An investigational antibody-drug conjugate that targets a key B-cell maturation antigen, offers “deep and durable” responses to some patients with relapsed/refractory multiple myeloma, suggest preliminary findings from the expansion part of the phase I DREAMM-1 trial.
GSK2857916, an investigational antibody-drug conjugate that targets a key B-cell maturation antigen (BCMA), offers “deep and durable” responses to some patients with relapsed/refractory multiple myeloma, suggest preliminary findings from the second, expansion part of the phase I DREAMM-1 trial (abstract 741; NCT02064387). The findings were presented at the 59th American Society of Hematology (ASH) Annual Meeting and Exposition, held December 9–12 in Atlanta.
Despite anticipated corneal toxicity, the drug-antibody conjugate was well-tolerated with manageable toxicities, reported Suzanne Trudel, MD, of the University of Toronto, Princess Margaret Cancer Centre, in Toronto, Ontario, Canada.

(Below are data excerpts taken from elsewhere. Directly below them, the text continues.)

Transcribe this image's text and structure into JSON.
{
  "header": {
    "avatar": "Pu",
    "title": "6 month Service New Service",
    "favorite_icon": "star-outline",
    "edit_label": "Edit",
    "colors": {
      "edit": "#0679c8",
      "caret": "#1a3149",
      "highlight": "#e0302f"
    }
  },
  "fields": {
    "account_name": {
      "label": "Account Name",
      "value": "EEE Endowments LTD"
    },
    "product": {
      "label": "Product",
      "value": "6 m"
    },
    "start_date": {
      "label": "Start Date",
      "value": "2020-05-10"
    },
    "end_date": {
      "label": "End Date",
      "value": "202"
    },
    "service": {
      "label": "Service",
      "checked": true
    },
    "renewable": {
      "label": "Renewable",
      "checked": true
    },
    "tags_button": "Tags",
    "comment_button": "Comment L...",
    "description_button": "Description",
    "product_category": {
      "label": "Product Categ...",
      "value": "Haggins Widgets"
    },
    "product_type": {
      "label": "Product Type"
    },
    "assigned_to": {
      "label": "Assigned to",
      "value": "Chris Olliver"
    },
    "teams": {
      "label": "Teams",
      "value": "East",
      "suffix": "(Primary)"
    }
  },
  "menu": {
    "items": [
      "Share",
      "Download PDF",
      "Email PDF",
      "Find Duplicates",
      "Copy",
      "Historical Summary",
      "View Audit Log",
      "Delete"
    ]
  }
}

“GSK2857916 resulted in an overall response rate of 60% in heavily pretreated patients with multiple myeloma,” Dr. Trudel said. “Median progression-free survival was 7.9 months.”
Patients were not selected for expression of BCMA, the agent’s target, she noted. The duration of response cannot yet be quantified.
The BCMA-targeting and mechanisms of action set GSK2857916 apart from currently approved antimyeloma drugs and open the door to the development of combination therapies, Dr. Trudel said.
Expression of the tumor necrosis factor superfamily cell surface receptor BCMA is restricted to B-lineage cells, including healthy plasma cells and myeloma cells. GSK2857916 is a humanized IgG1 antibody with a microtubule-disrupting payload that targets BCMA. When this agent encounters a BCMA-bearing cell, it attaches and rapidly delivers the payload drug into the cell interior. It is believed to also be capable of inducing antibody-dependent immunogenic cell death.
The authors reported findings from the second part of a two-cohort, phase I expansion study that enrolled patients with heavily pretreated multiple myeloma. Patients received 3.4 mg/kg, 1-hour infusions of GSK2857916 every 3 weeks, for up to 12 months.
The data cutoff for the reported analyses was June 26, 2017. As of that date, of 35 patients in the first cohort, treatment was ongoing for 17 (49%) and 18 (51%) had discontinued treatment, in most cases (n = 15) because of disease progression. Two patients discontinued treatment because of adverse events and another withdrew from the study because of patient choice.
The overall response rate (60%, 21 of 35 patients; 95% CI, 42.1%–76.1%) included 2 complete responses and 18 partial responses, 15 of which were very good partial responses. The overall response rate was 43% among patients with prior daratumumab treatment (n = 14) and 42% for patients with prior daratumumab who were refractory to immunomodulatory agents and proteasome inhibitors.
Corneal toxicity and thrombocytopenia were frequent adverse events and led to dose modifications. Corneal adverse events of any grade included blurred vision, dry eye, photophobia, increasing tear production, keratitis, eye pain, eye pruritus, keratopathy, and night blindness. Grade 3 corneal toxicity included dry eye (one patient, 3%), keratitis (two patients, 6%), and eye pain (one patient). Median time to onset was 23 days, and the median duration was 30 days.
Infusion-related reactions affected 23% of patients, but no reactions occurred on subsequent infusions.
Monotherapy and combination therapy clinical trials are planned. The study was funded by GlaxoSmithKline.